A downloadable copy of the film is being given to those who buy the book. Paragon publisher Doug Westfall said he eventually plans to donate the fragile original to an archive or museum. It was given to him by John Bresnik's son.
The film was taken with a 16-millimeter camera. It sat on a shelf in the office of his father for more than 50 years. Bresnik died in 1992, said Bresnik's son. His is also named John. After that, it sat in the younger man's home in Escondido, California. It was there for about 20 more years.
"I didn't even know what was on the film until my dad died and I took it home and watched it," Bresnik said recently. "It just always sat it in a plain box on a shelf in his office. And on the outside it said, 'Amelia Earhart, Burbank Airport, 1937.' "
He can't say with certainty that his father took the film. But he knows his uncle didn't. That's because he's in it.
So is Earhart. She is looking jaunty and more playful than the public image she sometimes showed. She was dressed in a smart pantsuit rather than her standard flight jacket. She shows people around the plane. She climbs on top to pose for still photos. She occasionally grins broadly. That was something she rarely did in her official photos.
"It shows a more feminine side of her," says Nicole Swinford. She wrote the book that goes along with the film.
Like all things Earhart, it comes with disagreements.
Richard Gillespie is the executive director of the International Group For Historic Aircraft Recovery. He said the film is clearly genuine. But he believes it was taken in March 1937 and not in May, as Swinford thought.
It was in March that Earhart made her first attempt to become the first woman to circle Earth. She left from California. But she only got as far as Hawaii. There, she crashed her twin-engine Electra L-10E on takeoff. The plane had to be shipped home to be fixed.
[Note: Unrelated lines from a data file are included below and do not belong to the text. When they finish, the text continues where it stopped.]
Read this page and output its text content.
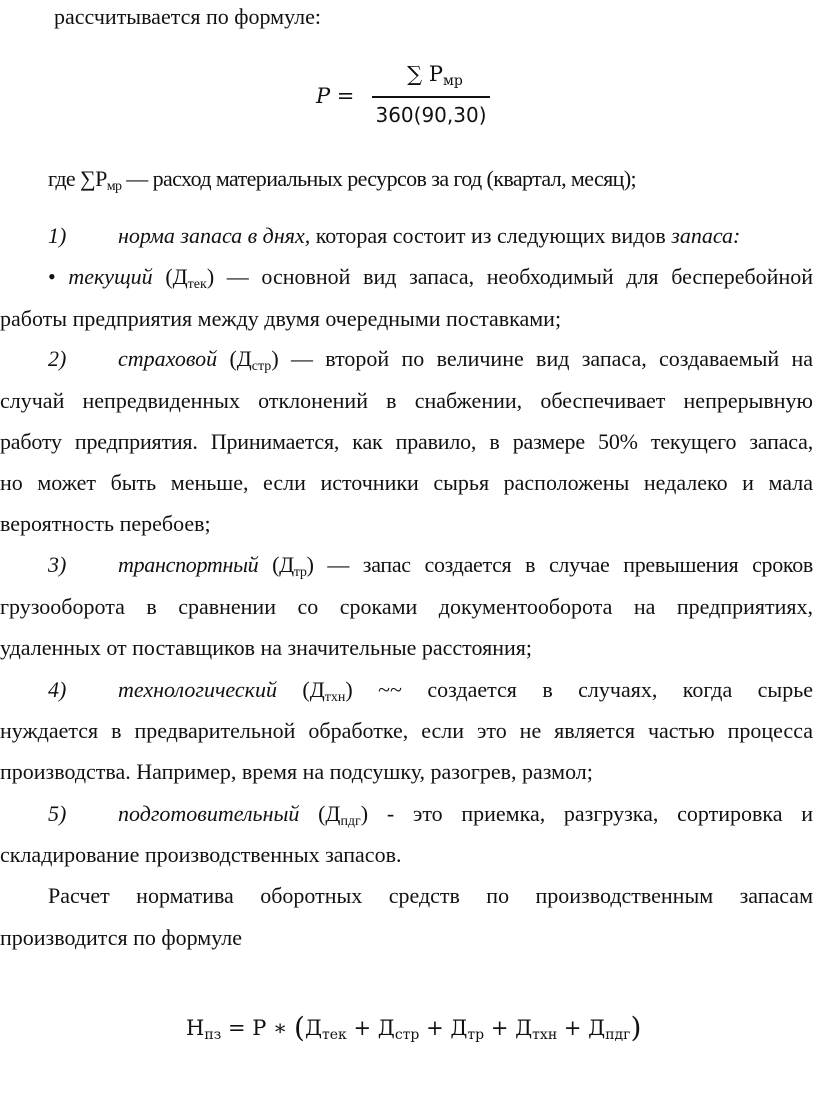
рассчитывается по формуле:
P =
∑ $P_{мр}$
360(90,30)
где $\sum Р_{мр}$ — расход материальных ресурсов за год (квартал, месяц);
1) норма запаса в днях, которая состоит из следующих видов запаса:
• текущий $(Д_{тек})$ — основной вид запаса, необходимый для бесперебойной
работы предприятия между двумя очередными поставками;
2) страховой $(Д_{стр})$ — второй по величине вид запаса, создаваемый на
случай непредвиденных отклонений в снабжении, обеспечивает непрерывную
работу предприятия. Принимается, как правило, в размере 50% текущего запаса,
но может быть меньше, если источники сырья расположены недалеко и мала
вероятность перебоев;
3) транспортный $(Д_{тр})$ — запас создается в случае превышения сроков
грузооборота в сравнении со сроками документооборота на предприятиях,
удаленных от поставщиков на значительные расстояния;
4) технологический $(Д_{тхн})$ ~~ создается в случаях, когда сырье
нуждается в предварительной обработке, если это не является частью процесса
производства. Например, время на подсушку, разогрев, размол;
5) подготовительный $(Д_{пдг})$ - это приемка, разгрузка, сортировка и
складирование производственных запасов.
Расчет норматива оборотных средств по производственным запасам
производится по формуле
$Н_{пз} = Р$ ∗ $(Д_{тек} + Д_{стр} + Д_{тр} + Д_{тхн} + Д_{пдг})$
"You can tell from the way the airplane's configured," said Gillespie. He has studied Earhart for nearly 30 years. "The airplane as shown in the film is very clearly the pre-repaired airplane."
Whatever the date of the photo shoot, Earhart and her navigator, Fred Noonan, left what's now known as Bob Hope Airport in Burbank on May 21, 1937. It was their second try. This time they headed east. Gillespie doubts there was a photo shoot before that flight. That's because she left quietly that time.
Earhart and Noonan were about two-thirds through their trip when they left New Guinea on July 2. They were bound for Howland Island. It is a tiny speck of land in the Pacific. It is midway between Australia and Hawaii. In one of her last radio transmissions, the pilot said she thought they were near but couldn't see the island. And they were low on fuel.
The first woman to fly solo across the Atlantic, Earhart was one of the most recognizable celebrities of her time. And Westfall admitted that plenty of people may have taken her photo during stops on that trip.
But this appears to be the final film announcing her departure from California on the first leg of what would be her final flight.
"Then she left us forever," Westfall said.
Critical thinking challenge: Why might this sentence not be true: This appears to be the final film heralding her departure from California on the first leg of what would be her final flight.